This contemporary architectural vase is just one example of the work of young German designer Johannes Klein, now working in Milan, Italy
Johannes Klein was born in Germany, in a town near the Black Forest.
He spent some time working as a furniture designer and then attended the University of Applied Sciences in Potsdam. Later he went to Italy and studied design at the Politecnico di Milano. During this period he collaborated with Vogt + Weizenegger, Berlin to produce designs for DIM-The Imaginary Factory. He Moved to Milan after graduating in 2002 and has remained there since. Further project collaborations followed with Terri Pecora Design Studio and Studio & Partners.
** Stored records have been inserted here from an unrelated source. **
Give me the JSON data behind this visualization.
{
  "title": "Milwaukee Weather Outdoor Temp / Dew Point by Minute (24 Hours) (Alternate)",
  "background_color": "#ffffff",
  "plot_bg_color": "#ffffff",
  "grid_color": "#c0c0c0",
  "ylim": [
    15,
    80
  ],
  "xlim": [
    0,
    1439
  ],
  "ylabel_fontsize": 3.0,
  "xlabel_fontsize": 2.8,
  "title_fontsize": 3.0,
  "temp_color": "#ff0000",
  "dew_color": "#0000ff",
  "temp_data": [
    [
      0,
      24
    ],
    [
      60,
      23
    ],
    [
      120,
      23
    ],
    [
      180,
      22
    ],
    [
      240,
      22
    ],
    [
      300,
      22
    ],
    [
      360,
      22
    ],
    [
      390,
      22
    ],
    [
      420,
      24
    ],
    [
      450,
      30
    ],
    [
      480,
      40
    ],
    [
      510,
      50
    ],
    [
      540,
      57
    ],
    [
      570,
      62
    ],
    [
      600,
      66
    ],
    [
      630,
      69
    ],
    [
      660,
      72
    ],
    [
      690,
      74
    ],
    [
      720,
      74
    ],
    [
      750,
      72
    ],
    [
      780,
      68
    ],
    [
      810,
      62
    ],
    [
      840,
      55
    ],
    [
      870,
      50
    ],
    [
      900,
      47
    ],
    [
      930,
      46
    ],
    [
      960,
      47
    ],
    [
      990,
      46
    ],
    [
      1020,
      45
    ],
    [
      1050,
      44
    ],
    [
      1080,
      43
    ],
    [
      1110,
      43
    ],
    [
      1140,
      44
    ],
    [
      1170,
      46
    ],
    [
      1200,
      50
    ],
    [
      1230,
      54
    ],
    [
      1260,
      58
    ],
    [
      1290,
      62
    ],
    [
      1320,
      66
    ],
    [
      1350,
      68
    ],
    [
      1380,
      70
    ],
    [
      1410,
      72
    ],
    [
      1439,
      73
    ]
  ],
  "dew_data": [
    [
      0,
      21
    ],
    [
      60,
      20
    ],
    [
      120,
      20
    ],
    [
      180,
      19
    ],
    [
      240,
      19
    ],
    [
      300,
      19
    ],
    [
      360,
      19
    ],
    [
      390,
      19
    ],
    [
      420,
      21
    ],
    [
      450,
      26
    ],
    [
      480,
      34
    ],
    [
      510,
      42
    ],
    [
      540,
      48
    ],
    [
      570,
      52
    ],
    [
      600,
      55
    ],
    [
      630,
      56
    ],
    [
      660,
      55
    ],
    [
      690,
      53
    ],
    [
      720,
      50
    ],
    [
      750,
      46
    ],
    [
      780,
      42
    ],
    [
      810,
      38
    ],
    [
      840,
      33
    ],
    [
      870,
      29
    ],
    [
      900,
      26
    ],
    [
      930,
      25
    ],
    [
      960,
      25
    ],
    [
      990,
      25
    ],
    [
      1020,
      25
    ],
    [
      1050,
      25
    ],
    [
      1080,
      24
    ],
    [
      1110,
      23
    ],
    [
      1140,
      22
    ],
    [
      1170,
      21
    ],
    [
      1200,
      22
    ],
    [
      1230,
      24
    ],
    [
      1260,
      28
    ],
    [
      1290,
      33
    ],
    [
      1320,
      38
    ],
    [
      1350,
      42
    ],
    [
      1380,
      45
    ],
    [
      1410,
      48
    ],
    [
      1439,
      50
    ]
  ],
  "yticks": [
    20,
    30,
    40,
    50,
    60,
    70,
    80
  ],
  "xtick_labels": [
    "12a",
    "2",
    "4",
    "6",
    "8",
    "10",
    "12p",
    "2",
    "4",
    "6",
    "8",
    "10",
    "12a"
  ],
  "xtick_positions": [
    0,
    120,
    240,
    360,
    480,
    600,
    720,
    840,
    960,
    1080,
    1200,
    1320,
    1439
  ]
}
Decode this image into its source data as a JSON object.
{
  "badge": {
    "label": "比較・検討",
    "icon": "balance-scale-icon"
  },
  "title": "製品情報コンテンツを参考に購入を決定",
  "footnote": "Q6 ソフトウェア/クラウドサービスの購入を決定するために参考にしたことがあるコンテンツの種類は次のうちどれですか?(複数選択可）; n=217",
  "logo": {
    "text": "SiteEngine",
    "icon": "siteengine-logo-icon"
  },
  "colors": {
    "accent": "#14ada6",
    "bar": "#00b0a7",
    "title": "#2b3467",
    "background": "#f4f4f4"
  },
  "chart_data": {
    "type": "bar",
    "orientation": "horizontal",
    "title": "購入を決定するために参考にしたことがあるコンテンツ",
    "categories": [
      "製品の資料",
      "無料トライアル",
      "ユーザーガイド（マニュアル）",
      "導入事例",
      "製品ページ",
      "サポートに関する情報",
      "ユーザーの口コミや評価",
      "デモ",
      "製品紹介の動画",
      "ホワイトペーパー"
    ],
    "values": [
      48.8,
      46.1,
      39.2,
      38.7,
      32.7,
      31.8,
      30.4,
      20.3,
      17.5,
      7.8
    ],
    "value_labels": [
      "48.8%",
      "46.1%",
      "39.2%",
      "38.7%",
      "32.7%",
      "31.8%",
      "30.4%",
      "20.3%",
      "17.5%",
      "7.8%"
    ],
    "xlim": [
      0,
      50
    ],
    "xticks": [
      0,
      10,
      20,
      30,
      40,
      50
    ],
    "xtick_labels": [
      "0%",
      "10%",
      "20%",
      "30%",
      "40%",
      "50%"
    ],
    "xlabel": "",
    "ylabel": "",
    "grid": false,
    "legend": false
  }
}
Now Klein has established his presence in the design world and works independently in multiple design disciplines and activities
‘Heartbeats’ exhibit Contemporary Architectural Vase design
This intriguing white vase in some ways exhibits Johannes Klein’s multidisciplinary background and his future aspirations. The vase is sculptural and architectural at the same time. This fascinating piece is not just a model. It represents an ambitious idea and eventually evolved into a functional decorative item. This piece was originally displayed in the ‘Heartbeats’ industrial exhibition in Milan- which showcased the models of 40 energetic new designers. The purpose of the exhibition was to demonstrate how models can be used at the beginning of the design process as a record of first ideas, rather like a sketch, and then how ideas develop from this fundamental concept. The starting point can be the same regardless of the project. In this illustration the original thoughts could have evolved into a sky scraper or a vase. The contemporary architectural vase celebrates the fluidity of pure flowing forms and lines. Its white construction enables a dynamic interaction of light to play over the surface of the model. This is continually shifting, adding drama to the asymmetric geometry of the construction.
This contemporary architectural vase is small in scale but big on impact. It could conceivably be developed into a major architectural work. Who knows what the future holds for this young designer.